1984 was the year of Ghostbusters and Huey Lewis and the News, in more ways than just box office and chart success. In perhaps one of the most well-known music-related lawsuits of the decade, the two faced off in the courtroom. It all started when the producers of Ghostbusters hired musician Ray Parker, Jr. to create the theme song for the film. The resulting tune was a smash hit, peaking at #1 on the Billboard Hot 100, selling over a million copies to become certified Gold, and earning an Academy Award nomination for Best Original Song. Later, both Columbia Pictures and Parker found themselves the defendants in a copyright infringement lawsuit brought on by Huey Lewis, who felt "Ghostbusters" was a little too similar to his band's hit that same year, "I Want A New Drug." Ultimately, the two parties settled out of court in 1985, and details of the settlements were confidential. Until 2001. In an episode of VH1's Behind the Music spotlighting Huey Lewis and the News, Lewis commented on the lawsuit, saying:

"The offensive part was not so much that Ray Parker, Jr. had ripped this song
off, it was kind of symbolic of an industry that wants something. They wanted
our wave, and they wanted to buy it . . . It's not for sale. In the end, I suppose
they were right. I suppose it was for sale because, basically, they bought it."

According to Parker, the fact money was paid to resolve the lawsuit had been protected by a confidentiality agreement, which he felt Lewis's comments had breached. He also claimed the settlement had barred either of them from revealing any additional information that had not been included in a press release they jointly issued in 1985, which stated that the matter had been "amicably resolved." Thus, on March 22, 2001, Parker filed a lawsuit against Lewis for breaching confidentiality, seeking "all the consideration" the defendants were awarded in the original settlement, plus an unspecified amount of compensatory and punitive damages, lawyer's fees, and "further relief as the Court deems just and proper."

Interestingly, in a 2004 Premiere article celebrating the twentieth anniversary of Ghostbusters, the filmmakers admitted to using the song "I Want A New Drug" as temporary music in some scenes. They revealed that they had made an offer to Huey Lewis and the News to write and record a theme song, but they declined. After hiring Parker, they provided him film footage, with "New Drug" still on the temp track, to aid him in writing his song. Now, this doesn't mean that the filmmakers deliberately asked Parker to rip off "I Want A New Drug." I don't believe that's the case, nor do I believe that Parker intentionally set out to rip it off either. When it comes to creating music for films, temp track influence is a fairly common thing. Parker has spoken of the difficulty he had in writing the song in the first place, finding it hard to create a regular song and fit the film's title into lyrics, so "New Drug" may have simply been a strong influence, perhaps moreso than he intended.

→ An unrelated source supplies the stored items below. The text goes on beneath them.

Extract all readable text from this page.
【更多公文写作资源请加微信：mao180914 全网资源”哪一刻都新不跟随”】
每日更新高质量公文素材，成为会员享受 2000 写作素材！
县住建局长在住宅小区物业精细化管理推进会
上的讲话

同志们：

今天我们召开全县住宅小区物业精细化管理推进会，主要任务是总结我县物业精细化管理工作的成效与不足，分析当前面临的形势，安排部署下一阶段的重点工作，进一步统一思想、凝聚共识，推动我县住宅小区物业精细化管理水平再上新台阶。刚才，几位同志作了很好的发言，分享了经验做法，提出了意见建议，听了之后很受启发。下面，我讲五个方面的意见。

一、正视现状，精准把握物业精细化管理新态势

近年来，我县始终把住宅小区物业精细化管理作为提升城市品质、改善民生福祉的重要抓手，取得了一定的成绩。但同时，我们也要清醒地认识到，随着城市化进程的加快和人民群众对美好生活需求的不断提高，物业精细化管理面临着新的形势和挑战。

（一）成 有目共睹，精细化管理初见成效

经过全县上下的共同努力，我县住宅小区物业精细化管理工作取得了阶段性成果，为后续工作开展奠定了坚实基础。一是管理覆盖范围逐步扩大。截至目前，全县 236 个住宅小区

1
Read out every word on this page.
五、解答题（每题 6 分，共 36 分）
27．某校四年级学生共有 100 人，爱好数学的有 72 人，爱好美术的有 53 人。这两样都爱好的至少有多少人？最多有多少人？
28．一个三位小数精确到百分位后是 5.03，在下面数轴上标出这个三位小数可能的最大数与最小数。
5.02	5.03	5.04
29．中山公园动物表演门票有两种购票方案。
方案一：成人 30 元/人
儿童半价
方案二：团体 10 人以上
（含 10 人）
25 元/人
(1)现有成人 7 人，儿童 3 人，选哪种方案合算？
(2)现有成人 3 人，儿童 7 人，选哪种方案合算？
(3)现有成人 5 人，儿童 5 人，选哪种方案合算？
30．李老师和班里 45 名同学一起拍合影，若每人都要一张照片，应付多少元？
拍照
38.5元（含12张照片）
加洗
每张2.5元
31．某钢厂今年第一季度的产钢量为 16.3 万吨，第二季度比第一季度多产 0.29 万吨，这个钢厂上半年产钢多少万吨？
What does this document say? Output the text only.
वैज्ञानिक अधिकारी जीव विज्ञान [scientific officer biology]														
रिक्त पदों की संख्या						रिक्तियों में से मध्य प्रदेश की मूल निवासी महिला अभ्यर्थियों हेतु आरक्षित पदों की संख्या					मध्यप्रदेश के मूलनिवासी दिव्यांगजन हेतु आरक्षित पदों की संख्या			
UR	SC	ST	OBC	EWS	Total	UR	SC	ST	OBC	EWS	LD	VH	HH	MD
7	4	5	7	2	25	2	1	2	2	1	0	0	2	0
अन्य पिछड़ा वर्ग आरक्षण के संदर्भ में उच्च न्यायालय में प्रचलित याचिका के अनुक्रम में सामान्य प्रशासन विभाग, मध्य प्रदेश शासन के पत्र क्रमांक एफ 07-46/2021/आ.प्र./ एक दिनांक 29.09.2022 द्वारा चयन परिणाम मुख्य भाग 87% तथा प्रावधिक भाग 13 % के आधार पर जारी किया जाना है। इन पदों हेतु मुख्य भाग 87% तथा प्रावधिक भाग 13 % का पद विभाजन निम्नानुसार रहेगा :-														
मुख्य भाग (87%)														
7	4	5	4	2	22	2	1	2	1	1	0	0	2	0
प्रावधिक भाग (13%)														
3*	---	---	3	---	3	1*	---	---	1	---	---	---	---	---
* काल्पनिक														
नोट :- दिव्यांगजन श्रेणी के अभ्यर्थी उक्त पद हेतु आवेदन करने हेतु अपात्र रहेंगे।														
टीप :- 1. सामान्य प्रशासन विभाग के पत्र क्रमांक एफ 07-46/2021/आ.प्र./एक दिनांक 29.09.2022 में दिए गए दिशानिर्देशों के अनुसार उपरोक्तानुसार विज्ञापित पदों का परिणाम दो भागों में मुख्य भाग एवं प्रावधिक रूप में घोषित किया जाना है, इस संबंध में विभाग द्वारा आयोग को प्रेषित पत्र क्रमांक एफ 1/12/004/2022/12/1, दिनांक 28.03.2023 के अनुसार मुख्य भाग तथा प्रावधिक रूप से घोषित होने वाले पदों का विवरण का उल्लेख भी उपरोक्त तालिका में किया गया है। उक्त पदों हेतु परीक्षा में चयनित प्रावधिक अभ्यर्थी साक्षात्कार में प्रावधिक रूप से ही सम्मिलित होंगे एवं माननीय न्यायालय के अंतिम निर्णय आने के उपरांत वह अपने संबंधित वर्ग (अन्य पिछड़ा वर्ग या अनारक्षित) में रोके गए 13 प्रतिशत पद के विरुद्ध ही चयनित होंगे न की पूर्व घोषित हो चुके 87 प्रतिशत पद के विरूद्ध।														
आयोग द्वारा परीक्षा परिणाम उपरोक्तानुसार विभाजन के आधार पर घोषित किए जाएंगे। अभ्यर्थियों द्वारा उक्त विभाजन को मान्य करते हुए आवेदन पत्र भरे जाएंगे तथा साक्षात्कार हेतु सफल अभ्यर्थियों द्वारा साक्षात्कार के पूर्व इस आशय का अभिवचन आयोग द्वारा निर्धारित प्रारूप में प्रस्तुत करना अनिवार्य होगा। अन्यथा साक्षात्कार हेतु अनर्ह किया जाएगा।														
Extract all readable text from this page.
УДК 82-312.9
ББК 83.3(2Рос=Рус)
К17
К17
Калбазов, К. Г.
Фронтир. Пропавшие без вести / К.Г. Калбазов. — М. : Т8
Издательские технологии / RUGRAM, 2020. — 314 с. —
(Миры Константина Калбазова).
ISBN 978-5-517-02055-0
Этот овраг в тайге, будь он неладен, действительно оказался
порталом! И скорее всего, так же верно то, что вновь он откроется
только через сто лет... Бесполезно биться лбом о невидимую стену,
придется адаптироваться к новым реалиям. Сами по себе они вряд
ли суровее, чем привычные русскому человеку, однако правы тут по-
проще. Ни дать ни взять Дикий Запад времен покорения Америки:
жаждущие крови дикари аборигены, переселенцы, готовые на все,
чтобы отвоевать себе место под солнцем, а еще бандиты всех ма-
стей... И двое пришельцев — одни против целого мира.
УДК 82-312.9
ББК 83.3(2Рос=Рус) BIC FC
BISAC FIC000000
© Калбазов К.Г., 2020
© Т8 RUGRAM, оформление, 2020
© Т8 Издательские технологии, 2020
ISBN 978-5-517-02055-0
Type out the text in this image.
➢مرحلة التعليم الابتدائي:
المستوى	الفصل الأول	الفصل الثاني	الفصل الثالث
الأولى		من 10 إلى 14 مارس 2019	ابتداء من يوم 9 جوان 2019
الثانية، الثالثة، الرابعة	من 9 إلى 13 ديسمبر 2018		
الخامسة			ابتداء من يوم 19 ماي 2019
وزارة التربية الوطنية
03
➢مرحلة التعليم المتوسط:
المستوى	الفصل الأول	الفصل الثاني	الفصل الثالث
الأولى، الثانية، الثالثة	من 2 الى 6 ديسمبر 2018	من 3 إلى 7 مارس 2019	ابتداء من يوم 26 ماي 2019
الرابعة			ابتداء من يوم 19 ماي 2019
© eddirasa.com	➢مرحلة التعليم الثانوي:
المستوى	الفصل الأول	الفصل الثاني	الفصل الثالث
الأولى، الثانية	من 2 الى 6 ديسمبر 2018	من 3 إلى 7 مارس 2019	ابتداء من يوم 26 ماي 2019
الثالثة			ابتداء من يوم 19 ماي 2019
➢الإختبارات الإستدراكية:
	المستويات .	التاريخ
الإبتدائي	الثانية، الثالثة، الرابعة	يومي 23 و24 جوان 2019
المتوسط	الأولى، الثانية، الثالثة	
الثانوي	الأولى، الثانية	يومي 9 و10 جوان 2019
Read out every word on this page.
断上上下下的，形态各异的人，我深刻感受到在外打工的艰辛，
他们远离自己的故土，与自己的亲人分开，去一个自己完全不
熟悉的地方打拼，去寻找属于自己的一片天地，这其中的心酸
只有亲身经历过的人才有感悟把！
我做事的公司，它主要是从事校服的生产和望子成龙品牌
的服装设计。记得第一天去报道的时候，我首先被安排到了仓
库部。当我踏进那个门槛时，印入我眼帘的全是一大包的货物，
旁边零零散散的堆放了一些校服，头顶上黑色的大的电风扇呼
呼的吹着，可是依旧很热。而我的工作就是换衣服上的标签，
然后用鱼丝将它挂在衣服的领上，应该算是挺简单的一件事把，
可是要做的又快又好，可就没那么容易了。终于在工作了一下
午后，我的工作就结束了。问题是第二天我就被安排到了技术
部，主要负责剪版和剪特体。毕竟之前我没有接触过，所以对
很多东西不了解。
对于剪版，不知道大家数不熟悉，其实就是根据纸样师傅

Of course, fans of both musicians like to fling mud and belittle the other. Parker fans enjoy saying that Lewis was just jealous of the song's success, especially since he had passed on the chance to be involved with the movie, while Lewis fans like to say that Parker is a one hit wonder has-been who just wanted to get his name back in the spotlight by suing Lewis. Lewis has since reportedly stated that the whole experience may have been indirectly responsible for getting his band involved with Back to the Future when it came along a short time later. Results of the second suit brought on by Parker in 2001 remain unknown. As of several years ago, I remember hearing that it was still ongoing, but if it has since been resolved, no one seems to know.